Sebastian mengamati saja interaksi kedua wanita di depannya.
"Bunda...Mama" terdengar suara dua anak kecil memanggil.ke arah kedua wanita di hadapan Sebastian. Bahkan keduanya telah bergandengan tangan. "Mama, tadi Langit minta maaf padaku. Jadi sekarang kita sudah berteman lagi" ucap Bintang penuh semangat. Demikian juga Langit. "Jadi sudah jadi bestie lagi nih???" sahut Catherine. Mereka mengangguk bersamaan dengan kompak. Mutia pun tersenyum lega.

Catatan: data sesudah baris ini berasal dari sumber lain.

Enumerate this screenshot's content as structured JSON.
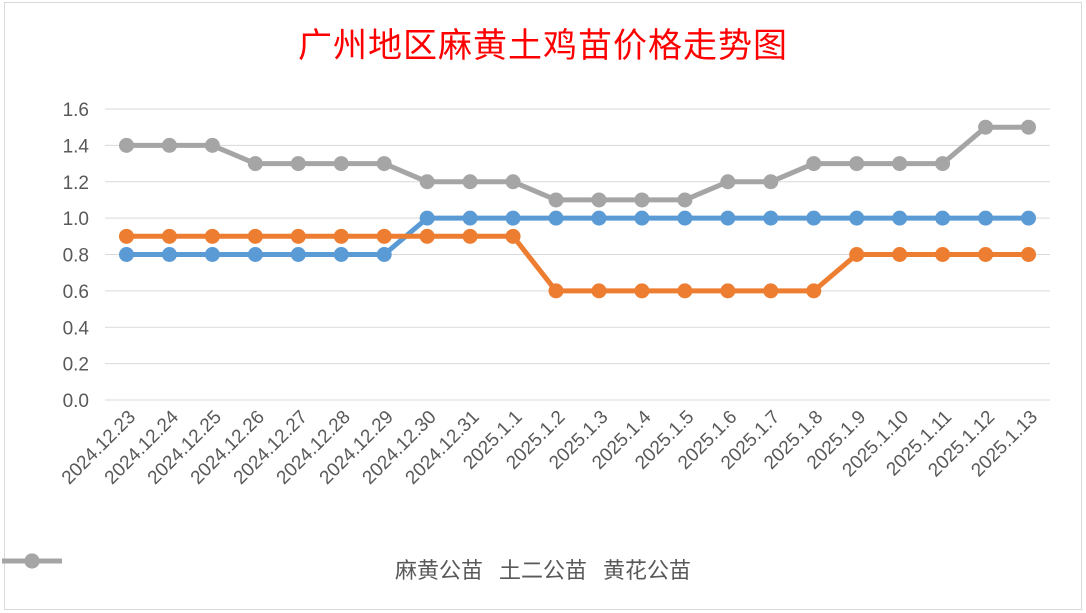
{
  "chart_data": {
    "type": "line",
    "title": "广州地区麻黄土鸡苗价格走势图",
    "categories": [
      "2024.12.23",
      "2024.12.24",
      "2024.12.25",
      "2024.12.26",
      "2024.12.27",
      "2024.12.28",
      "2024.12.29",
      "2024.12.30",
      "2024.12.31",
      "2025.1.1",
      "2025.1.2",
      "2025.1.3",
      "2025.1.4",
      "2025.1.5",
      "2025.1.6",
      "2025.1.7",
      "2025.1.8",
      "2025.1.9",
      "2025.1.10",
      "2025.1.11",
      "2025.1.12",
      "2025.1.13"
    ],
    "y_ticks": [
      "0.0",
      "0.2",
      "0.4",
      "0.6",
      "0.8",
      "1.0",
      "1.2",
      "1.4",
      "1.6"
    ],
    "ylim": [
      0,
      1.6
    ],
    "grid": true,
    "legend_position": "bottom",
    "series": [
      {
        "name": "麻黄公苗",
        "color": "#5b9bd5",
        "values": [
          0.8,
          0.8,
          0.8,
          0.8,
          0.8,
          0.8,
          0.8,
          1.0,
          1.0,
          1.0,
          1.0,
          1.0,
          1.0,
          1.0,
          1.0,
          1.0,
          1.0,
          1.0,
          1.0,
          1.0,
          1.0,
          1.0
        ]
      },
      {
        "name": "土二公苗",
        "color": "#ed7d31",
        "values": [
          0.9,
          0.9,
          0.9,
          0.9,
          0.9,
          0.9,
          0.9,
          0.9,
          0.9,
          0.9,
          0.6,
          0.6,
          0.6,
          0.6,
          0.6,
          0.6,
          0.6,
          0.8,
          0.8,
          0.8,
          0.8,
          0.8
        ]
      },
      {
        "name": "黄花公苗",
        "color": "#a5a5a5",
        "values": [
          1.4,
          1.4,
          1.4,
          1.3,
          1.3,
          1.3,
          1.3,
          1.2,
          1.2,
          1.2,
          1.1,
          1.1,
          1.1,
          1.1,
          1.2,
          1.2,
          1.3,
          1.3,
          1.3,
          1.3,
          1.5,
          1.5
        ]
      }
    ]
  }
}
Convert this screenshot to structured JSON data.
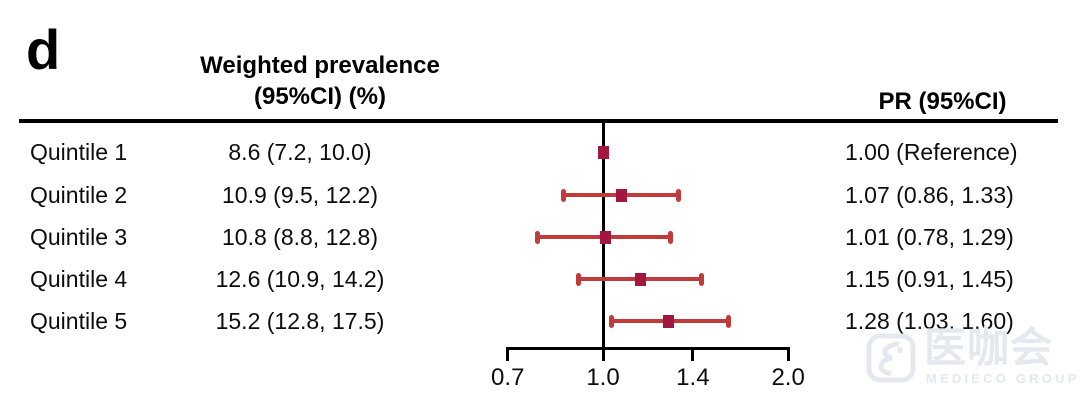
{
  "panel_label": "d",
  "headers": {
    "prevalence_line1": "Weighted prevalence",
    "prevalence_line2": "(95%CI) (%)",
    "pr": "PR (95%CI)"
  },
  "rows": [
    {
      "label": "Quintile 1",
      "prevalence": "8.6 (7.2, 10.0)",
      "pr": "1.00 (Reference)"
    },
    {
      "label": "Quintile 2",
      "prevalence": "10.9 (9.5, 12.2)",
      "pr": "1.07 (0.86, 1.33)"
    },
    {
      "label": "Quintile 3",
      "prevalence": "10.8 (8.8, 12.8)",
      "pr": "1.01 (0.78, 1.29)"
    },
    {
      "label": "Quintile 4",
      "prevalence": "12.6 (10.9, 14.2)",
      "pr": "1.15 (0.91, 1.45)"
    },
    {
      "label": "Quintile 5",
      "prevalence": "15.2 (12.8, 17.5)",
      "pr": "1.28 (1.03, 1.60)"
    }
  ],
  "chart_data": {
    "type": "scatter",
    "subtype": "forest-plot",
    "title": "",
    "xlabel": "",
    "x_scale": "log",
    "xlim": [
      0.7,
      2.0
    ],
    "categories": [
      "Quintile 1",
      "Quintile 2",
      "Quintile 3",
      "Quintile 4",
      "Quintile 5"
    ],
    "series": [
      {
        "name": "PR (95%CI)",
        "values": [
          1.0,
          1.07,
          1.01,
          1.15,
          1.28
        ],
        "ci_low": [
          null,
          0.86,
          0.78,
          0.91,
          1.03
        ],
        "ci_high": [
          null,
          1.33,
          1.29,
          1.45,
          1.6
        ]
      }
    ],
    "reference_line": 1.0,
    "reference_row": "Quintile 1",
    "x_ticks": [
      "0.7",
      "1.0",
      "1.4",
      "2.0"
    ],
    "x_tick_values": [
      0.7,
      1.0,
      1.4,
      2.0
    ],
    "grid": false,
    "marker_color": "#a2163f",
    "ci_color": "#c23b3c",
    "axis_color": "#000000"
  },
  "watermark": {
    "chinese": "医咖会",
    "english": "MEDIECO GROUP"
  }
}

Langit menoleh ke arah lelaki yang tak jauh dari mama Bintang berdiri. "Om Sebastian" teriaknya memanggil. Senyum sumringah langsung terlihat di wajah Langit. "Heiiiiii, ternyata kau temannya Bintang???" Sebastian berjongkok di depan Langit. Gantian Catherine yang menyelidik interaksi adiknya. Jadi Langit lah yang bersama Sebastian di berita viral itu. Catherine menepuk jidatnya, bagaimana bisa dirinya baru ngeh kalau anak kecil itu sering dilihatnya.
"Bunda, kenalin. Ini Om Sebastian, yang aku ceritain itu loh Bun" ucap Langit. Mutia pun mengangguk hormat ke arah Sebastian. "Maafkan anak saya tuan kalau pernah merepotkan anda" Mutia menimpali. Sebastian menggeleng karena merasa tidak direpotkan oleh Langit.
"Jadi Om, papa nya Bintang ya?" terdengar ucalan kecewa dari bibir mungil Langit. Sebastian pun tertawa, "Emang kalau Om papa nya Bintang kenapa?" tanya balik Sebastian. "Harapan Langit punya papa jadi terbang dong" jawab Langit polos. Sebastian mengelus kepala Langit, ada rasa nyaman tersendiri bagi Sebastian. Hal yang tak dirasakan waktu mengelus kepala Bintang.
"Eh Langit, Om Sebastian itu Om ku bukan papa ku. Kalau papa ku namanya papa Reno. Papa ku seorang dokter, dokter spesialis bedah jantung" Bintang menjelaskan. "Kapan-kapan main ke rumahku yukk. Kita main dokter-dokteran!!!" ajak Bintang. Langit menoleh ke bunda nya minta persetujuan. "Langit, Bunda masih sibuk" Mutia beralasan. "Kalau bunda sibuk, boleh Om jemput???" sela Sebastian. "Yeeiiiiii" teriak Langit dan Bintang dengan ceria. Mereka pun berpisah di parkiran sekolah.
Sebastian melajukan mobilnya ke arah perusahaan. Di jalan dia menelpon Dewa untuk menanyakan kelanjutan penyelidikannya.